Побежали ножки вверх по ступенькам: «Один, два, три. Один – два – три. Одиндватри – одиндватри – одиндватри!». Прибежали, сапожки сняли, валеночки обули. А ручки варежки надели, чтобы и им приятно было. И опять бегут ножки, но уже потише, совсем даже не вприпрыжку: «Один – два – три, один – два – три». А ручки в варежках помахивают: «Вот так! Вот так!». Ууфф, вышли ножки, и как давай по сугробам носиться! А ручки снежок хватают. Играли, играли, да тут ручки заплакали: «Замерзли мы, домой хотим!». И побежали ножки домой вверх по ступенькам (ну, вы знаете, как ; -))).

Дома разулись, разделись, в кресло-качалку уселись! Качается Илюшка. «Би-би, мама, – кричит, – би-би!» Отдыхают ножки, отдыхают ручки. А Илюшка что? А Илюшка рад-радёхонек, на кресле качается, куриную котлетку уминает, мультик про доктора Машинкову смотрит.

Вот такая сказка.


А прошлой весной случай был. По службе довелось побывать на заседании краевого учебно-методического объединения школьных психологов. Заседатели обсуждали проблемы первого года повсеместного внедрения инклюзии в школе, и целый куль внимания был посвящен детям с аутизмом. Их теперь, говорят, до восьмидесяти процентов от всего числа детей с ОВЗ. Впечатление у меня осталось яркое, зато тягостное. Знаете ли вы, что такое холдинг? Это когда ребенка, которого оба родителя за руки, словно слепого, привели к психологам-дефектологам в специализированный центр, усадили на колени к тому, кто собирается с ним работать. Мама топчется у двери. Маленький человек – тот, что сам себе мир, а все вокруг – мутное, пугающее, неведомое и чуждое пятно – начинается бешено биться и без слов кричать: чужой, чужой, страшный, кто ты, ты мне не нравишься, отпусти! Мама у двери в полуобмороке и почти готова забрать свою особую личиночку домой. А психолог, крепко обнимая руками и ногами, держит пятилетнего малыша-аутиста, а силища-то у него, как у подростка, до тех пор, пока тельце не обмякнет и не расслабится. Тогда ребенок принимает этого стуло-человека как часть своего мира и выходит с ним на контакт. Одна тётечка-дефектолог говорила, что однажды пришлось три часа «пациента» в холдинге держать. Так что качайте, дамы, руки-ноги, в работе все сгодится!

Я рыдала не три часа, а всего один у себя в кабинете, потому что воспитатели в садике решили выступить диагностами и рассмотрели у Ильи аутистическую симптоматику. А потом, уже успокоившись, была вынуждена уйти с чудесного мероприятия из-за поехавшей кругом головы. Мне Таня говорила: «Пустырник с краю полки, сахар за чаем, около тарелок», а я ни словечка не понимала с первого раза.

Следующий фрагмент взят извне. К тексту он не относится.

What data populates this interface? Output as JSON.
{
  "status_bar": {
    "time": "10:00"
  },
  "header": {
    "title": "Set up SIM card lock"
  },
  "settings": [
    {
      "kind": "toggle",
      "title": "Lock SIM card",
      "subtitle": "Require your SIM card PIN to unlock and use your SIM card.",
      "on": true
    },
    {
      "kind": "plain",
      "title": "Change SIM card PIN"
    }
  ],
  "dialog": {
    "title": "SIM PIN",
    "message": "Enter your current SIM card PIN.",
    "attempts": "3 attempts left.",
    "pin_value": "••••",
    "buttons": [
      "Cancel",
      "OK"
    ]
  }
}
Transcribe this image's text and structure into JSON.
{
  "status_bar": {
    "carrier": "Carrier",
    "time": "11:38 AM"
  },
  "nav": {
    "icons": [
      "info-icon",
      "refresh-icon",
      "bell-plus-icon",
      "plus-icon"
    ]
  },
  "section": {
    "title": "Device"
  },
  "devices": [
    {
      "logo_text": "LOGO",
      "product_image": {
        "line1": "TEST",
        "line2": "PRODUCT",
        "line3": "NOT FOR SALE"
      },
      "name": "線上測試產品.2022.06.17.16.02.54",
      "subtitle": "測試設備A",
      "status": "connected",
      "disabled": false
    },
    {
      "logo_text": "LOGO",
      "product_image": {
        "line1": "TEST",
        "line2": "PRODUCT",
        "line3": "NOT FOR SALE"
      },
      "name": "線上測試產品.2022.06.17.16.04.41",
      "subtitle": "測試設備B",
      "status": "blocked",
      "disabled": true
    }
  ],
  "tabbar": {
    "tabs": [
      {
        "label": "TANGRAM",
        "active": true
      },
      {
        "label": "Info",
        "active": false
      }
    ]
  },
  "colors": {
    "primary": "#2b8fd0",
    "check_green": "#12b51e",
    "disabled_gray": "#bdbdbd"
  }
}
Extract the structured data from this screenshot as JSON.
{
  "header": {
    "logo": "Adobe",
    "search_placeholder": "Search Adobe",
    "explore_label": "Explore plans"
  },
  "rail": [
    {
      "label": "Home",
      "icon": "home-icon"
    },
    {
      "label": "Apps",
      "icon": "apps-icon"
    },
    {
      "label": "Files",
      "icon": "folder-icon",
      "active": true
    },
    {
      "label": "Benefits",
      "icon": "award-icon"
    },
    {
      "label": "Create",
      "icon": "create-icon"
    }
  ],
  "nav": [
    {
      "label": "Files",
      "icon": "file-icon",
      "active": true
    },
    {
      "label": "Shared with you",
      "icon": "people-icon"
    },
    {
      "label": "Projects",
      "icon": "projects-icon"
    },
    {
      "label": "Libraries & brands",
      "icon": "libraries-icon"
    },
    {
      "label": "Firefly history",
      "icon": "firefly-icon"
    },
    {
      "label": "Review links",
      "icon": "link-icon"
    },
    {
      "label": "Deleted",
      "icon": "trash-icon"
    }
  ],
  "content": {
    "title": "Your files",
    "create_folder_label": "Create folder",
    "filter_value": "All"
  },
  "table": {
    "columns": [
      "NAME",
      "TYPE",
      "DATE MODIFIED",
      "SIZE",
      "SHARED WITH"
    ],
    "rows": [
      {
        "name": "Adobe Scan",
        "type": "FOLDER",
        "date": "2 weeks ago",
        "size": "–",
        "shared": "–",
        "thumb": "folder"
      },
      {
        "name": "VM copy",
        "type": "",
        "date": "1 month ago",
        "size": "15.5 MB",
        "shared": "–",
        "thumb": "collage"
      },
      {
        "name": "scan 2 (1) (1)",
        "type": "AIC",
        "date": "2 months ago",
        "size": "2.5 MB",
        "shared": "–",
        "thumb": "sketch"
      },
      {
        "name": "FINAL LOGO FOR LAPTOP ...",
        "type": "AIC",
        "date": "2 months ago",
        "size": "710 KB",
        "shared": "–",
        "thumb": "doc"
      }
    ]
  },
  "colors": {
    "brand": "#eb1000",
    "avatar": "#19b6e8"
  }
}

Нервишки, куда деваться, сосудики шалят, мозговое кровоснабжение нарушено.

Я еще не знала, что дело не только в шалостях кровяных труб.

Дочь

Саша, любовь моя, самая ненаглядная девочка из всех девочек, прости меня. Я прочла твой тайный секретный дневник. В его начале был список тайн, и под номером один записано: «Моя мама побрилась».

Сладчайшие времена прожиты и запечатлены в памяти – моей и компьютера. Маленькая Саша говорила: «попкорм». Поп-корм! «Популярный корм» – то ли новое направление в музыке, то ли особо модная еда. Или все-таки пища для сами знаете чего? Однако…

Когда дочь была уже вполне взросла и ответственна, я, дабы польстить Сане и заодно не допустить вылет фразочек в форточку, завела на рабочем столе файл «Санизмы».

Вот она уговаривает Илью съесть противное жаропонижающее: «Съедим таблетку вкусную за землю русскую!»

Вот обиделась, дуется. Я говорю: «Знаешь, куда волки на обиженных ездят? Какать в волчий туалет». Саша, с сарказмом: «Это в ваши восьмидесятые модно было так говорить?»

Но любимая моя Сашина нетленка это: «Илюхина попа такая милая, такая мягкая. Это попа-антистресс!» У кого нет такой попы-антистресса под рукой (и под зубом), пусть завидуют, пусть кусают локти, bon appetit!

Кстати, о еде.

Все-таки любопытно, что в больнице жизнь начинает бесконечно вертеться вокруг пищеварительной темы.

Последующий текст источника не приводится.